Mead affirma que le premier signe de civilisation dans une culture ancienne était un fémur cassé puis guéri. Elle s’expliqua : dans le règne animal, si tu te casses la jambe, tu meurs. Tu ne peux pas fuir le danger, aller à la rivière boire ou chercher de la nourriture. C’est n’être plus que chair pour bêtes prédatrices. Aucun animal ne survit à une jambe cassée assez longtemps pour que l’os guérisse. Un fémur cassé qui est guéri est la preuve que quelqu’un a pris le temps d’être avec celui qui est tombé, a bandé sa blessure, l’a emmené dans un endroit sûr et l’a aidé à se remettre. »

A la suite de cette histoire, Margaret Mead affirma que le soin, l’aide et l’accompagnement étaient les points de départ de la civilisation.

Aussi, parler d’un idéal du soin revient à parler d’un acte au fondement de toute société et de toute relation humaine. Il nous faut maintenant caractériser cet idéal du soin, qui s’incarne parfaitement dans le serment d’Hippocrate :

« Je promets et je jure d'être fidèle aux lois de l’honneur et de la probité dans l'exercice de la Médecine. Je respecterai toutes les personnes, leur autonomie et leur volonté, sans discrimination. J'interviendrai pour les protéger si elles sont vulnérables ou menacées dans leur intégrité ou leur dignité. Même sous la contrainte, je ne ferai pas usage de mes connaissances contre les lois de l'humanité. J'informerai les patients des décisions envisagées, de leurs raisons et de leurs conséquences. Je ne tromperai jamais leur confiance. Je donnerai mes soins à l'indigent et je n'exigerai pas un salaire au-dessus de mon travail. Admis dans l'intimité des personnes, je tairai les secrets qui me seront confiés et ma conduite ne servira pas à corrompre les mœurs. Je ferai tout pour soulager les souffrances. Je ne prolongerai pas abusivement la vie ni ne provoquerai délibérément la mort. Je préserverai l'indépendance nécessaire et je n'entreprendrai rien qui dépasse mes compétences. Je perfectionnerai mes connaissances pour assurer au mieux ma mission. Que les hommes m'accordent leur estime si je suis fidèle à mes promesses.
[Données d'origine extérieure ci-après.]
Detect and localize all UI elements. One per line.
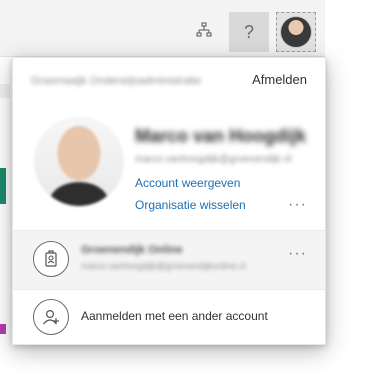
other-tenant-name: Groenendijk Online xyxy=(81,244,183,256)
account-menu-popup: Grasmaaijk Onderwijsadministratie Afmeld… xyxy=(12,57,326,345)
org-chart-icon xyxy=(196,22,212,43)
other-tenant-email: marco.vanhoogdijk@groenendijkonline.nl xyxy=(81,261,246,271)
view-account-link[interactable]: Account weergeven xyxy=(135,176,240,190)
user-email: marco.vanhoogdijk@groenendijk.nl xyxy=(135,154,292,165)
current-account-section: Grasmaaijk Onderwijsadministratie Afmeld… xyxy=(13,58,325,228)
background-fragment xyxy=(0,168,6,204)
user-avatar-small xyxy=(281,17,311,47)
more-options-icon[interactable]: ··· xyxy=(288,245,307,263)
more-options-icon[interactable]: ··· xyxy=(288,196,307,214)
sign-in-other-account-label: Aanmelden met een ander account xyxy=(81,309,268,323)
screen: ? Grasmaaijk Onderwijsadministratie Afme… xyxy=(0,0,369,381)
user-display-name: Marco van Hoogdijk xyxy=(135,126,307,146)
signout-link[interactable]: Afmelden xyxy=(252,72,307,87)
badge-icon xyxy=(33,241,69,277)
help-icon: ? xyxy=(243,21,254,42)
other-tenant-row[interactable]: Groenendijk Online marco.vanhoogdijk@gro… xyxy=(13,230,325,290)
background-fragment xyxy=(0,324,6,334)
tenant-name: Grasmaaijk Onderwijsadministratie xyxy=(31,75,201,87)
sign-in-other-account-row[interactable]: Aanmelden met een ander account xyxy=(13,290,325,344)
switch-organization-link[interactable]: Organisatie wisselen xyxy=(135,198,246,212)
add-person-icon xyxy=(33,299,69,335)
user-avatar-large xyxy=(35,118,123,206)
background-fragment xyxy=(0,84,10,98)
help-button[interactable]: ? xyxy=(229,12,269,52)
account-button[interactable] xyxy=(276,12,316,52)
org-chart-button[interactable] xyxy=(184,12,224,52)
Que je sois couvert d'opprobre et méprisé si j'y manque. »

Voilà en quelques mots l’idéal du soin : la promesse d’aider, d’accompagner, de soulager et de guérir quand c’est possible celui qui nous accorde sa confiance. Et de cet idéal découle la relation de soin entre le patient et le soignant : une relation certes déséquilibrée, entre une personne qui demande de l’aide et une autre qui l’apporte, mais une relation profondément humaine, avec son lot de dépendance, de vulnérabilité et de faiblesse.

En faisant peser sur les soignants la responsabilité d’accepter ou non de participer au suicide d’un patient, c’est cette relation fragile qui s’en trouverait menacée. Pour préserver cet idéal du soin, bien précieux et commun, il nous faut réaffirmer avec force que la main qui soigne ne doit ni ne peut, jamais, être la main qui tue.